Seperti dilansir situs channelnewsasia.com (21/4/2020), tentang ancaman campur tangan asing dalam pemilihan dan risiko keamanan siber.
“Singapura tidak kebal. Kita perlu berjaga-jaga terhadap aktivitas jahat seperti itu saat kita menuju Pemilihan Umum kita sendiri," ujar pernyataan Kementerian Dalam Negeri.
Penasihat MHA menjelaskan bawha ada beebrapa metode yang dikembangkan "aktor asing", seperti negara, lembaga atau orang, untuk ikut campur dalam pemilihan.
"Tujuan para aktor asing yang ikut campur dalam pemilihan adalah untuk membentuk perilaku memilih para pemilih dengan cara yang konsisten dengan hasil politik yang diinginkan dari aktor asing itu," sambung MHA.
Contoh campur tangan asing termasuk disinformasi, penciptaan identitas online palsu, pendanaan kampanye partai politik oleh aktor asing, serta penanaman entitas politik.

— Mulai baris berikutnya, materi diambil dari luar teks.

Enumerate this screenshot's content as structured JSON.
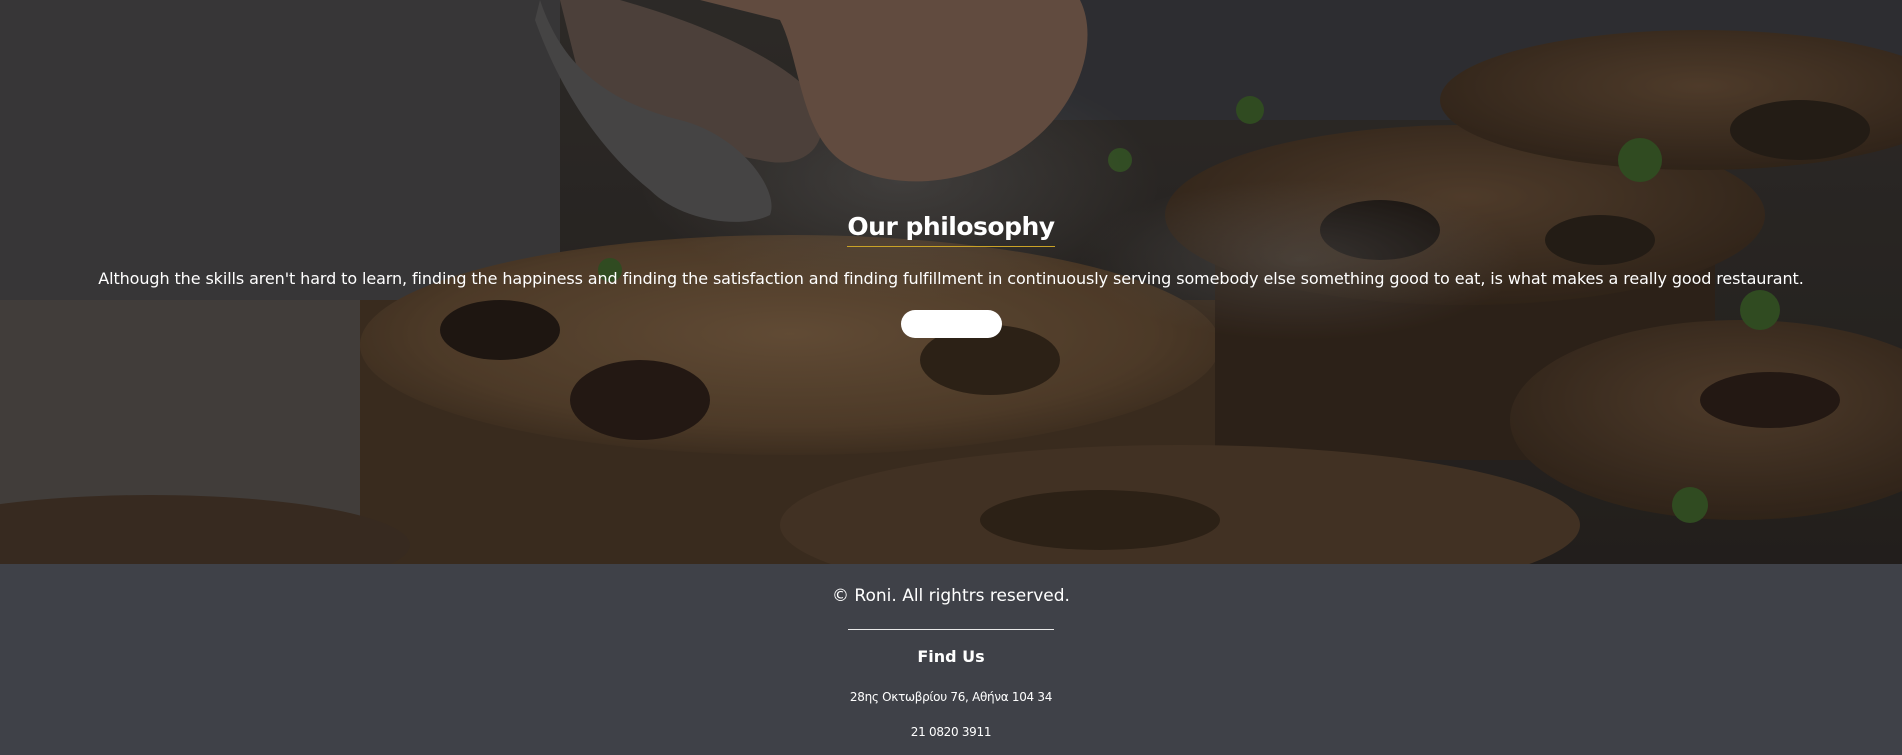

Contoh lain dari campur tangan asing adalah amplifikasi sentimen, yang melibatkan penggunaan akun palsu, troll dan bot palsu yang terkoordinasi untuk "mengembang secara penyebaran dan keunggulan narasi yang berguna untuk agenda aktor asing".
Kemudian yang dimainkan aktor asing antara lain, disinformasi atau penciptaan kesan yang salah dari opini publik tentang partai politik, kandidat pemilu atau kebijakan kampanye.
Narasi tersebut juga dapat berisi bahan-bahan yang dapat memberi efek pada fragmentasi sosial dan polarisasi, atau gangguan ketertiban umum dan keamanan, untuk meningkatkan atau mengurangi peluang pemilihan partai politik atau kandidat.
Selain itu, MHA juga mengingatkan partai politik untuk meningkatkan pemahaman mereka tentang ancaman, meningkatkan literasi digital anggota mereka, dan waspada terhadap perilaku mencurigakan dan agenda tersembunyi.
Partai politik juga perlu menghindari reposting atau meneruskan artikel, pesan teks atau posting media sosial tanpa memverifikasi keasliannya.
Selain ancaman siber, pemerintah melalui Kementerian Pemilihan Umum juga memperhatikan ancaman COVID-19 jika masih berlangsung hingga tahun depan. Untuk itu sebuah Rancangan Undang-undang telah disiapkan pemerintah untuk diajukan ke parlemen.
"Kesehatan dan keselamatan pemilih, kandidat, dan pejabat pemilu sangat penting bagi kami," kata ELD "sebagai tanggapan atas pertanyaan media tentang Parlemen (RUU Pemilu Parlemen) (COVID-19 Pengaturan Khusus)," katanya.
RUU itu, tambahnya, berisi "ketentuan legislatif yang diperlukan" untuk memungkinkan Departemen Pemilu menerapkan pengaturan sementara untuk memastikan keamanan pemilih, kandidat dan pejabat pemilu.